Il tirait à grande distance en sorte que le premier coup ne fit que soulever un nuage de poussière à cinq mètres en avant des airdales. Il tira de nouveau et manqua encore. Au troisième coup, la détonation fut suivie d’un cri aigu de douleur que Langdon ne put entendre, mais l’un des chiens roulait jusqu’au bas de la pente.
Les détonations n’avaient pas ému Tyr, mais, quand il vit l’un de ses ennemis se tordre et dégringoler la montagne, il se tourna lentement, vers l’abri des rochers. Un quatrième et un cinquième coup suivirent, après quoi les chiens s’enfuirent en hurlant vers la coulée. L’un d’eux boitait, atteint à une patte de devant.
Langdon bondit sur le rocher qui lui avait servi de chevalet de tir et ses yeux fouillèrent la crête de la montagne. Iskwao avait atteint le sommet. Elle s’arrêta un instant pour regarder derrière elle, et puis elle disparut.
Maintenant, Tyr était caché parmi le chaos de rochers et les masses de grès désagrégé, sur la piste d’Iskwao. Il n’y avait pas deux minutes qu’il était hors de vue quand Bruce et Metoosin escaladèrent le bord de la coulée et apparurent à bonne portée pour tirer vers la crête. Langdon se mit à héler éperdument, en brandissant ses armes et en leur indiquant la direction du bas.
Bruce et Metoosin furent pris à sa ruse en dépit des abois que les chiens faisaient encore autour des rochers parmi lesquels Tyr avait disparu. Ils se dirent que leur compagnon de chasse était bien placé pour suivre les mouvements de l’ours et qu’il le voyait filer vers la vallée.
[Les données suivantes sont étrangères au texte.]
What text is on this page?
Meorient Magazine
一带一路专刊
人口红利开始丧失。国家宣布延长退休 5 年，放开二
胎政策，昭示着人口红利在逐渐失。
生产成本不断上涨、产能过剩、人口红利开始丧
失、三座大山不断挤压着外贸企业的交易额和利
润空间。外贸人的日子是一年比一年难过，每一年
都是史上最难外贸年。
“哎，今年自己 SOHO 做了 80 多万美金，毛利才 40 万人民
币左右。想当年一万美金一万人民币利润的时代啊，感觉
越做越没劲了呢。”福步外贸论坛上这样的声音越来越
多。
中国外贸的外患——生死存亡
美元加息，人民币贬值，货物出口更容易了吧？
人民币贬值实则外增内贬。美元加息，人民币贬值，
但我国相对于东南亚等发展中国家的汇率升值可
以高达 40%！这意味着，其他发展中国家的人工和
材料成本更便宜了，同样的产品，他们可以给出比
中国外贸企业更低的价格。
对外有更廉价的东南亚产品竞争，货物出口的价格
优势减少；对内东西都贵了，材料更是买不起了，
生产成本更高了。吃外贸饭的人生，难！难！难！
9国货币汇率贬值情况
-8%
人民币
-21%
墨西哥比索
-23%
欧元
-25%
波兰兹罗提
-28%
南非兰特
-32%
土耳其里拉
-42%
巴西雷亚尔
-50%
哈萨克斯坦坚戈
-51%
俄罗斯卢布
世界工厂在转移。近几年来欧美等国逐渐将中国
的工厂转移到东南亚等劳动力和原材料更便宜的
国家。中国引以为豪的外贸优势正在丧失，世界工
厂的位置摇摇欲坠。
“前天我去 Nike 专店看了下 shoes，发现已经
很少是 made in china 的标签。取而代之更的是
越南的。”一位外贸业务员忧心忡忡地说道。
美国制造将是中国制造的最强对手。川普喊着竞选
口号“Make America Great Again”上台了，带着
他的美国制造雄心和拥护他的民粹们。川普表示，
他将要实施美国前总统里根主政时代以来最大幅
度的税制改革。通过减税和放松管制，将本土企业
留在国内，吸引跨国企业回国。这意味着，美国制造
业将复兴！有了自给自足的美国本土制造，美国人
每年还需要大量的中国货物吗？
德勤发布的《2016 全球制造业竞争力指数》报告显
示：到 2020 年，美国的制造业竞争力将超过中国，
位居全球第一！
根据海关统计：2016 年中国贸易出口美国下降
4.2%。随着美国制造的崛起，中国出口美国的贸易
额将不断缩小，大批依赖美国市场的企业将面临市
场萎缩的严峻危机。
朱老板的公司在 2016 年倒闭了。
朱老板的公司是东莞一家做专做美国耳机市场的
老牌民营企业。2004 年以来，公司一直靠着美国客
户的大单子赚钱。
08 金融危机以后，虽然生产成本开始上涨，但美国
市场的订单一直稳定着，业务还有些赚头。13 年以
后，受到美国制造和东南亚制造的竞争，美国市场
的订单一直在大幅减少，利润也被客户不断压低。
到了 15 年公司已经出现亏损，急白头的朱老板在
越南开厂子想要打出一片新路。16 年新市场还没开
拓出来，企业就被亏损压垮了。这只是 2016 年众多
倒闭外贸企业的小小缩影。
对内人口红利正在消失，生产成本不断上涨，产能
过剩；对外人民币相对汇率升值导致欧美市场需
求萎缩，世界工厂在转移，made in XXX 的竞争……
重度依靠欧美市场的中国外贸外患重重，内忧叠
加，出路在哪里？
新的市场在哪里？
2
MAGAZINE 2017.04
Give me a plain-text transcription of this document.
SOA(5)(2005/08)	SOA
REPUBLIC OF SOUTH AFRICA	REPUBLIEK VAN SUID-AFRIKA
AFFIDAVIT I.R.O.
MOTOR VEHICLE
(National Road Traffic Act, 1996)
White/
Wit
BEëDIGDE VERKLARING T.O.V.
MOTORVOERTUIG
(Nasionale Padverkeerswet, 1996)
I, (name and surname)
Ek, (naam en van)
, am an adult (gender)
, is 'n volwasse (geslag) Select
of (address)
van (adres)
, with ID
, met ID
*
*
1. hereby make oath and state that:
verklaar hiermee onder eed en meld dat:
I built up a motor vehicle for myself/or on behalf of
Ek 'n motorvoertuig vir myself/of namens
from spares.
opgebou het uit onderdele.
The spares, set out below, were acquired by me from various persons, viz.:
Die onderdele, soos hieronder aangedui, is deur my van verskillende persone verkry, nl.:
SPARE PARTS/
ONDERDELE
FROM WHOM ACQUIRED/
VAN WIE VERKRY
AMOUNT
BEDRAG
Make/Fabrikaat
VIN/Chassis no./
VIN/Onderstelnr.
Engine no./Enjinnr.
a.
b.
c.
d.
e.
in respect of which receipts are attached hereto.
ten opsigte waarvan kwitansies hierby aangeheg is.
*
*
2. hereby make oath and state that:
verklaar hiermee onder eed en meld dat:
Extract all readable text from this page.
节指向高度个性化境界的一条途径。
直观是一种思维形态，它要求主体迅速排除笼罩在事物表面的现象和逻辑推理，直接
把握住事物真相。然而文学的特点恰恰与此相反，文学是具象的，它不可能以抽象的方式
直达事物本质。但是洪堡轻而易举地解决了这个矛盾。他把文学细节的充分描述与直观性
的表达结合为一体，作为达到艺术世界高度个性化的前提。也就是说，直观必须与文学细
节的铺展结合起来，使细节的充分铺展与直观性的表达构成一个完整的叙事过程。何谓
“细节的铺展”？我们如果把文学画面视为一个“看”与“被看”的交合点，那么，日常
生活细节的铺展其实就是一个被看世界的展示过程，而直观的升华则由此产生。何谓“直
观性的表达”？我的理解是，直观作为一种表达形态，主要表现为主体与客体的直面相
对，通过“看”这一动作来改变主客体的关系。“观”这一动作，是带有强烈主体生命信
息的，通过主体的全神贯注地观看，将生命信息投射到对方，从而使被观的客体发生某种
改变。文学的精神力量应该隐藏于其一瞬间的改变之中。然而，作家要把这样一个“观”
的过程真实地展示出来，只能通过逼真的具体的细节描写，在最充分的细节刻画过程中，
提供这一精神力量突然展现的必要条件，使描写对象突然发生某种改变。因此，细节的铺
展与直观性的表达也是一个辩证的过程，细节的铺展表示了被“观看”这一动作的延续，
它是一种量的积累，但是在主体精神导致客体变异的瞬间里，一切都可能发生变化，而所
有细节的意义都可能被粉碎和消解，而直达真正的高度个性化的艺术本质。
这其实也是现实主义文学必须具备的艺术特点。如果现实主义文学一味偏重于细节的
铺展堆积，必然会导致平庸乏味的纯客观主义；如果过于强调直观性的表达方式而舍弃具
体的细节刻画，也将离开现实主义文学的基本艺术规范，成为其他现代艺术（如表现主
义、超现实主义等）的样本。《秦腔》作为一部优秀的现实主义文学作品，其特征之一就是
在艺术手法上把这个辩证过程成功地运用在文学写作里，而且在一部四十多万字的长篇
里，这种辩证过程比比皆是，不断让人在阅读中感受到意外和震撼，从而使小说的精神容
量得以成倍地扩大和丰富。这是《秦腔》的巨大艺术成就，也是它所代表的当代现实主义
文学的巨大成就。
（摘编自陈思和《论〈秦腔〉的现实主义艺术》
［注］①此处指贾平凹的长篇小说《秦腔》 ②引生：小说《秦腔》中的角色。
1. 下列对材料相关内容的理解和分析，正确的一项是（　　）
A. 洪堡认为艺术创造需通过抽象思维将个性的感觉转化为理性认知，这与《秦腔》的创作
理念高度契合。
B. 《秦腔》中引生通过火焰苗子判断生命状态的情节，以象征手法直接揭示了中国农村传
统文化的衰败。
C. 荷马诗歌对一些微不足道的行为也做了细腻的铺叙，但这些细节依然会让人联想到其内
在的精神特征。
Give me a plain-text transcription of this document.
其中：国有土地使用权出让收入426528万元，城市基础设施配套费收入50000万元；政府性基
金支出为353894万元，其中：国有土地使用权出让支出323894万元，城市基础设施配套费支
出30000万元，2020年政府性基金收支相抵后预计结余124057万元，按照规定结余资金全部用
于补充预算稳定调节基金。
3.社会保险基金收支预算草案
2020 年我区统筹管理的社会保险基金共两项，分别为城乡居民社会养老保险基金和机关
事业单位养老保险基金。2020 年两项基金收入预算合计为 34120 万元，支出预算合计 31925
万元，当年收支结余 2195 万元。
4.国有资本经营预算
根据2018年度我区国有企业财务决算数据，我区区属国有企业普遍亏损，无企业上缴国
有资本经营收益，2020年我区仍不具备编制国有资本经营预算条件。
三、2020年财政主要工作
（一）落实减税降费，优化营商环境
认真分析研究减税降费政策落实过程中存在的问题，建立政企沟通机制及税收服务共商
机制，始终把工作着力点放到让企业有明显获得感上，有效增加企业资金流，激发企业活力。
Ce n’est qu’après avoir descendu quelque cent yards plus bas qu’ils s’arrêtèrent et consultèrent Langdon du regard pour savoir que faire.
De son rocher, Langdon observait la crête que Tyr était justement en train de franchir. L’ours s’arrêta un moment, comme avait fait Iskwao et il jeta un dernier regard sur l’homme. Et, quand Langdon le vit disparaître, il agita son chapeau en criant :
— Bonne chance, vieux camarade, bonne chance !
CHAPITRE XX
ADIEU, MUSKWA
Cette nuit-là, Langdon et Bruce discutèrent leurs nouveaux plans. Quant à Metoosin, il restait assis à l’écart, fumant dans un silence têtu. De temps en temps, il jetait un regard sur Langdon, comme s’il lui eût été impossible d’ajouter foi aux choses qui s’étaient passées dans l’après-midi.
Par la suite, et pour plus d’une lune, il lui arriverait bien souvent de raconter à ses enfants, à ses petits-enfants et à ses amis des tribus qui vivent sous la tente comment il lui était arrivé de chasser avec un blanc qui avait tiré sur ses propres chiens pour sauver la vie à un grizzly.